At that moment the boys came loping around the end of the stable, riding loose and in no great hurry.
"Show's over," Tony bellowed, with possibly a shade of mean triumph in his voice—for Bud's benefit. "Bat and Ed, they're down there in the pasture deader'n last year. That Mex and ole Palmer's about all there is left to hang, and we glommed the Mex and Jelly's got Palmer. Bud, you might as well gwan home. Us boys have wound things up for yuh."
"Yes? Did you get the money back?" Bud was young enough and human enough to take that fling at them.
"Oh, no-o—but that's a mere detail. We ain't come to that yet." Tony's manner was still charged with triumph.
"Say, who shot Bat an' Ed White?" Gelle's mind pounced upon the one puzzling point in the affair. "You fellers didn't. There wasn't a shot fired after you boys passed the house."
"Why—we figured they shot each other. Bat's gun was still smokin' when we got there, and Ed's gun was warm. Bat had fired three shots and Ed White two—"
"Yeah? Who fired them other four or five shots? I counted nine er ten, I wasn't shore which. How many 'd you hear, Snowball?"
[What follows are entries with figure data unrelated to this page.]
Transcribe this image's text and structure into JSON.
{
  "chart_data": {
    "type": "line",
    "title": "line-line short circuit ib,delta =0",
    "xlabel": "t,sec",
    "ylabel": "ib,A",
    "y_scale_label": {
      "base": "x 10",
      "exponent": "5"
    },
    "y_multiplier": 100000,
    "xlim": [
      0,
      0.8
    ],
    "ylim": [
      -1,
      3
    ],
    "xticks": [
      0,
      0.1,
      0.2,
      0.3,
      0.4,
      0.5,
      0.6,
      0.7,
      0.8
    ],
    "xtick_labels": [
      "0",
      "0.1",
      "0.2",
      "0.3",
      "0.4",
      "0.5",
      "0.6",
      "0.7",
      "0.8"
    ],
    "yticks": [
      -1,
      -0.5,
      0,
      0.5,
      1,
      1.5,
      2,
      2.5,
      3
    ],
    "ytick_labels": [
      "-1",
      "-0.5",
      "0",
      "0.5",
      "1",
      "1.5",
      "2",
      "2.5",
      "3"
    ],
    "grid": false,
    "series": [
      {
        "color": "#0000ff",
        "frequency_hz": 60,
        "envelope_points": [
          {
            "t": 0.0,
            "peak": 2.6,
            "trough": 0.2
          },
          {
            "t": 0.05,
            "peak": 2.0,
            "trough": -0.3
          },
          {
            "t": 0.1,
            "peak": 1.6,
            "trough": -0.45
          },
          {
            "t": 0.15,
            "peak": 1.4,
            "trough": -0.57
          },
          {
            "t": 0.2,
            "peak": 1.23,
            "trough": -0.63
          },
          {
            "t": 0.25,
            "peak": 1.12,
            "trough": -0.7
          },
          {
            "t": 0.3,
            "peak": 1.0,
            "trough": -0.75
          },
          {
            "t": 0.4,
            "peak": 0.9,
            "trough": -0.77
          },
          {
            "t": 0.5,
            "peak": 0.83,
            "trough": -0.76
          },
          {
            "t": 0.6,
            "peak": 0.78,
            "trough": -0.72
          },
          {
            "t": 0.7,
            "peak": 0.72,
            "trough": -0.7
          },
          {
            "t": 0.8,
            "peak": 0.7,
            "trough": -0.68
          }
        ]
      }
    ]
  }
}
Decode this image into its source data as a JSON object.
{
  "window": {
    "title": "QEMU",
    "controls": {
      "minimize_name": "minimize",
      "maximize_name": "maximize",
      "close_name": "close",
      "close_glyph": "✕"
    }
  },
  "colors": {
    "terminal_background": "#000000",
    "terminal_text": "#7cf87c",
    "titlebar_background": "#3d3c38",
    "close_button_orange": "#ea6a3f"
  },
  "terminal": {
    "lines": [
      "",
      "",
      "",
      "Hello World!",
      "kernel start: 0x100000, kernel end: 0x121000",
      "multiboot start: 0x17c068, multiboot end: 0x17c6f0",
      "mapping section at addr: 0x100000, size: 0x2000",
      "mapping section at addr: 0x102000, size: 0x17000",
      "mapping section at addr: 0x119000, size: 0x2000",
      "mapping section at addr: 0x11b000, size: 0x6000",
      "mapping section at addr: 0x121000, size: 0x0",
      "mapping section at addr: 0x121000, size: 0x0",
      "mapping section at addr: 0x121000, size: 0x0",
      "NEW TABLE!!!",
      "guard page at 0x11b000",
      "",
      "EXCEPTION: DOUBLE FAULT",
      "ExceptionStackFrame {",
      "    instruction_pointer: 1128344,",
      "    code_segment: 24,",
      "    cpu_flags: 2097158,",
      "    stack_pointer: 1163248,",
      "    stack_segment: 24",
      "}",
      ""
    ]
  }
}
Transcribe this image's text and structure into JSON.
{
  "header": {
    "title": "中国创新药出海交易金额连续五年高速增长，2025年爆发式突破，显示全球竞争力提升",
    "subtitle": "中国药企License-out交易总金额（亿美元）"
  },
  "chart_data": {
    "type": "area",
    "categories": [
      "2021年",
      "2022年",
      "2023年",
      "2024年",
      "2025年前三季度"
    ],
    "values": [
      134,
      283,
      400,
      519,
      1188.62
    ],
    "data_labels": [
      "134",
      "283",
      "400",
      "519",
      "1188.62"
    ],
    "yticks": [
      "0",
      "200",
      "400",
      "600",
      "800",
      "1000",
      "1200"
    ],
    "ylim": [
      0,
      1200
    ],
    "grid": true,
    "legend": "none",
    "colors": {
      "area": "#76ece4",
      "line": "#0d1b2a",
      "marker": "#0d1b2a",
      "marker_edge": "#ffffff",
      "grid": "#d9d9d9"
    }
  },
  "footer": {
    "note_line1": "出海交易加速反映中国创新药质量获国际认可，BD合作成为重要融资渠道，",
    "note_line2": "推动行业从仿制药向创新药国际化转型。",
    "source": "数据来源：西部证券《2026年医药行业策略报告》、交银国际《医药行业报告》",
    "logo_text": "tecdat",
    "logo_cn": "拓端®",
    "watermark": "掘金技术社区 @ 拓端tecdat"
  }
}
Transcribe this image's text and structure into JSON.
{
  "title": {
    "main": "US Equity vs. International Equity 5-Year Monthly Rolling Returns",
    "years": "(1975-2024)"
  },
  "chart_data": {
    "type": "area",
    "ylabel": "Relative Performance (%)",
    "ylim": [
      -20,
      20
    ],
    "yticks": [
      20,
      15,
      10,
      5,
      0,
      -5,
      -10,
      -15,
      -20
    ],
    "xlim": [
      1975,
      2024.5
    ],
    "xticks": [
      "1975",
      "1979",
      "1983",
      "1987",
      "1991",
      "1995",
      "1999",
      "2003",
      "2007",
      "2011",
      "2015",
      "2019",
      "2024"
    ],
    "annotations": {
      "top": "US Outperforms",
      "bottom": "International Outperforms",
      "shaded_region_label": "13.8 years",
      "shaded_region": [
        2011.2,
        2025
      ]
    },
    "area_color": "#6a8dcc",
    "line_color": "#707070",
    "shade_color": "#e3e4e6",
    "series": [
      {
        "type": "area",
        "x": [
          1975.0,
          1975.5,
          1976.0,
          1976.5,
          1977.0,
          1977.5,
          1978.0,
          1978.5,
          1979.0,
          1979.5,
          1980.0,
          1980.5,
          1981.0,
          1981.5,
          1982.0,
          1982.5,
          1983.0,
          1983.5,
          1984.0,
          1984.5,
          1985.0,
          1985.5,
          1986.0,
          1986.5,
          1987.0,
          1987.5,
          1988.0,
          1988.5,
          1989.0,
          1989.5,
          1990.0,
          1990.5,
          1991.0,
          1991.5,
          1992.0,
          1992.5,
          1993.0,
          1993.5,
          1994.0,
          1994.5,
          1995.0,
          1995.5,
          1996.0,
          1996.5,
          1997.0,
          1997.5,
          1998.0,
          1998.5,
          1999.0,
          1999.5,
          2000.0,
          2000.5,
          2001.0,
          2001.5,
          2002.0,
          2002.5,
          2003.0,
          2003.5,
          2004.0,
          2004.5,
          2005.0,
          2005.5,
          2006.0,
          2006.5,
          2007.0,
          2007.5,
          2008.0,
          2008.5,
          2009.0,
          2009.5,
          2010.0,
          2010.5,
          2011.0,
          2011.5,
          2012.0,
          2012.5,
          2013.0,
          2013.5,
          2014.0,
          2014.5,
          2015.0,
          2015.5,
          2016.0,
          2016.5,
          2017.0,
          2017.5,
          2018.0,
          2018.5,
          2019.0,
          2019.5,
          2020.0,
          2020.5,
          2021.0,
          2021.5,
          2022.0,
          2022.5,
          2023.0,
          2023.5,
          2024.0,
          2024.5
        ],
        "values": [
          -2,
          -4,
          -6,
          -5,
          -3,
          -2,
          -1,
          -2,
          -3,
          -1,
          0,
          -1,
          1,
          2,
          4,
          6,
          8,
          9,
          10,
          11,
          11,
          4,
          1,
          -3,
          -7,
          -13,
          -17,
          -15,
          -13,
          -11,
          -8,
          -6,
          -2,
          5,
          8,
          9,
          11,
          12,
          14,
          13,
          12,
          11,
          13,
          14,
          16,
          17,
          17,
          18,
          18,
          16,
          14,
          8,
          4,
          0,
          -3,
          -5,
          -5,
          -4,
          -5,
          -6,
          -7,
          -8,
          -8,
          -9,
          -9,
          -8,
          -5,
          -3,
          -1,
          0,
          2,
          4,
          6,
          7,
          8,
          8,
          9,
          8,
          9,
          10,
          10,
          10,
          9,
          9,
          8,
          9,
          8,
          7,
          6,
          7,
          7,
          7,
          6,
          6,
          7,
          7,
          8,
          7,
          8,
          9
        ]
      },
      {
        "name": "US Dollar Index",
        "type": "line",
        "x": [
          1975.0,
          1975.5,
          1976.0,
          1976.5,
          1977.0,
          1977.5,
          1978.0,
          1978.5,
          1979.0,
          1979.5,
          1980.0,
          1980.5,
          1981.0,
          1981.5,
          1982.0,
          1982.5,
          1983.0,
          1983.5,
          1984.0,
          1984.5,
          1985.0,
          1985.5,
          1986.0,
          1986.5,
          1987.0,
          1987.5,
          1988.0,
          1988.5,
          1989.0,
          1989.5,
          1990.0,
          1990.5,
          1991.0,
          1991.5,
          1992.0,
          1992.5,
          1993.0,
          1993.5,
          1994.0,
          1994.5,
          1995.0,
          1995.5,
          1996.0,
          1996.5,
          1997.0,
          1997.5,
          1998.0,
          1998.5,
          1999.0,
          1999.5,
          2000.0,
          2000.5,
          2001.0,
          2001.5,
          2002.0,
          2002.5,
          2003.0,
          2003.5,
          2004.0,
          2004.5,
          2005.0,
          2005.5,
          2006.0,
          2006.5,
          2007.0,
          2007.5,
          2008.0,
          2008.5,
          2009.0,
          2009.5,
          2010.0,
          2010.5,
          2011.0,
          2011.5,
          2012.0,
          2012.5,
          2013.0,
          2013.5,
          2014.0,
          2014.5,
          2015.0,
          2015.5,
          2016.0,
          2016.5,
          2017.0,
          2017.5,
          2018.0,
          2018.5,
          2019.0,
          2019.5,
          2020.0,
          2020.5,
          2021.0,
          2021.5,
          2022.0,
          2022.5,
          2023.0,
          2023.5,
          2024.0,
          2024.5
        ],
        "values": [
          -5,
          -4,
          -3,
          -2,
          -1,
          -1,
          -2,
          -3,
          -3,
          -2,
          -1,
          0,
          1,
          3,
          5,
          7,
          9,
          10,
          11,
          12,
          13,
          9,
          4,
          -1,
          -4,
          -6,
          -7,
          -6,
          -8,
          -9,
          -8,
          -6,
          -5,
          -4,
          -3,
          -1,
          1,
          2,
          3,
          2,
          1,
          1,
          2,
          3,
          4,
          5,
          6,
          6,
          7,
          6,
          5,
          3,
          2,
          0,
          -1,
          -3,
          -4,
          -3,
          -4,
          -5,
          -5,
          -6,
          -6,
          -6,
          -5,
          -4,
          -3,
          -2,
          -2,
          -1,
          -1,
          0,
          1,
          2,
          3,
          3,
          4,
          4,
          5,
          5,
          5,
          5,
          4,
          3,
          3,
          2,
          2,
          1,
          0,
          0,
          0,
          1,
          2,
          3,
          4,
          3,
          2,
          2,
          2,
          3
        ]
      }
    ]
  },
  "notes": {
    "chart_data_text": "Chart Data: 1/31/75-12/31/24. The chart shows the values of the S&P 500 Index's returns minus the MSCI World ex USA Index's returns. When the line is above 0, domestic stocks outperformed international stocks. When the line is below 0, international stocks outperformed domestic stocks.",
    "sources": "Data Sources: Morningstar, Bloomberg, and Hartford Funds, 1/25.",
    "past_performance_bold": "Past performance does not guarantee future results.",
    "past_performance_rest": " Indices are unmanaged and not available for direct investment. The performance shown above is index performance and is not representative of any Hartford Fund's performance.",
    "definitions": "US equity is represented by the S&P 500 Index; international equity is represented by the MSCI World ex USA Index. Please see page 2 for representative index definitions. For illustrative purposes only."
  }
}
Sam had just arrived, puffing from haste and excitement.
"Jes' what yo'all heah, Mist' Meddalahk, yessuh. Me, Ah doan' count good nohow, but Ah's shuah Ah huhd shootin' lak dey nevah would run outa bullits. Ah counts mighty slow, but Ah huhd jes' as many as what yo'all huhd."
"Sounded like more than five to me," Bob Leverett declared, now that the subject was opened. "More like about four guns in action than two; three, anyway. Reckon there's more in the gang that we don't know about?"